Four-City Challenge to SANDAG Housing Numbers Fails

A legal challenge to SANDAG’s “RHNA numbers,” allocating the number of housing units to be produced by various cities in the current 8-year housing cycle, has fallen flat, with the California Court of Appeals on June 20 unanimously rejecting a lawsuit brought by four cities – Solana Beach, Coronado, Lemon Grove and Imperial Beach.

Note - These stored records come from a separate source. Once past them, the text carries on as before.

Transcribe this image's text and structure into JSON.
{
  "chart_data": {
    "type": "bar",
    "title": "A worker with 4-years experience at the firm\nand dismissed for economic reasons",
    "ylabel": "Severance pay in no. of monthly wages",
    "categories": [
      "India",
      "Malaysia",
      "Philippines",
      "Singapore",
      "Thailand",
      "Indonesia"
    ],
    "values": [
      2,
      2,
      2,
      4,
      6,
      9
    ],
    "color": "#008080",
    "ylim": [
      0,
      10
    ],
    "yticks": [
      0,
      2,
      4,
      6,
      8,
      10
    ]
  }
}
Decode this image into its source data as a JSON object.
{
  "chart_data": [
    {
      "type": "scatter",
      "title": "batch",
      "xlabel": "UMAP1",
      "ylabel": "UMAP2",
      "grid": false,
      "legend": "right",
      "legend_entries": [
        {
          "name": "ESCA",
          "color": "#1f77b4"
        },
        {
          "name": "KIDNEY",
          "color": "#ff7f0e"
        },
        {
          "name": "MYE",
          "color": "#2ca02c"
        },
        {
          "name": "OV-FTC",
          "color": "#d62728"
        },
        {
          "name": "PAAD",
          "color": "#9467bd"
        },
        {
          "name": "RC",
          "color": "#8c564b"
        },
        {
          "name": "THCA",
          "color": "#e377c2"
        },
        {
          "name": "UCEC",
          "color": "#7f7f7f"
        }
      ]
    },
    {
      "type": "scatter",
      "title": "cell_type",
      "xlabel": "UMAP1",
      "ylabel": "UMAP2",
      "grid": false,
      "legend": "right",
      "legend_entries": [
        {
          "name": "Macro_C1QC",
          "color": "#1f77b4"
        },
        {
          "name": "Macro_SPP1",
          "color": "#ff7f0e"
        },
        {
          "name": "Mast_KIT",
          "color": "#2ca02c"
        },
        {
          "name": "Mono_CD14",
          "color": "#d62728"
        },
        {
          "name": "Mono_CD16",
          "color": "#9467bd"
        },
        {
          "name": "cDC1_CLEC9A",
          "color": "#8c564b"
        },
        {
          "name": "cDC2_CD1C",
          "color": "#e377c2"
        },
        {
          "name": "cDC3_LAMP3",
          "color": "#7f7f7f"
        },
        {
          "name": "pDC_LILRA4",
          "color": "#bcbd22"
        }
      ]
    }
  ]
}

A Heated Political Debate:
As Del Mar residents may recall, SANDAG’s allocation of 175 housing units to Del Mar, as part of its new 8-year Housing Element cycle, has been the subject of heated political debate in recent years.

 

Councilmember Gaasterland, for example, sent a mass email just before the 2020 election calling the numbers for Del Mar and Solana Beach “unworkable,” saying, “We must keep fighting back against those numbers.”

 

The idea of a lawsuit gained support among some of those critical of SANDAG’s methodology and process, and indeed, the four cities mentioned above filed suit against SANDAG to challenge the RHNA methodology and allocations.

 

Perhaps Del Mar’s decision not to join this litigation was shaped by advice from the City Attorney that such a lawsuit was very unlikely to succeed. In any event, the City of Del Mar saved considerable time and money by not joining the lawsuit. The Superior Court dismissed the suit in 2021; the four cities appealed, and lost again on June 20, 2022 in a published decision by the California Court of Appeals that unanimously affirmed the lower court’s dismissal.

 

Lessons Learned?
The failure of these four cities to succeed in “fighting back against those numbers” should give pause to those who lambasted then-Mayor and Del Mar’s SANDAG representative, Ellie Haviland, for viewing Del Mar’s RHNA numbers as realistically the best that could be achieved, or at a minimum, not legally vulnerable. Similarly excoriated were Councilmembers Sherryl Parks and Dwight Worden. RHNA numbers were allocated based on two criteria, employment and proximity to transit, and Del Mar was assigned zero units based on transit. The SANDAG process took more than a year, had multiple public hearings, and included an appeal hearing before the full SANDAG Board.

 

In spite of the demands of some that Del Mar join this ill-fated litigation, wiser heads prevailed and Del Mar stayed out of this losing adventure. In a reality-based political climate, that decision would now be hailed, with the benefit of hindsight at least, as the right decision.

 

Not a Teachable Moment
To some, however, the court decision is not a teachable moment. Here, for example, is Pam Slater-Price’s take on the recent Court of Appeals decision, in a message she distributed widely to public officials and residents on June 23:


“Just horrible. This moronic woman Ellie Haviland from Del Mar was mayor that year (before we took back our council from the socialists) and she was Blakespears (sic) handmaiden on the committee! She could see she had no future so she declined to run in 2020. Now we have a “normal” council.”
-Pam Slater-Price

 

In other words, the people who correctly assessed that a lawsuit should not be filed are “moronic” – not to mention “socialists.” Those who supported fighting the numbers, or engaging in this predictably losing battle, are “normal.”

 

This uncivil language is degrading to our public discourse. Surely we all deserve better. But all too often, this is what passes for leadership in Del Mar today.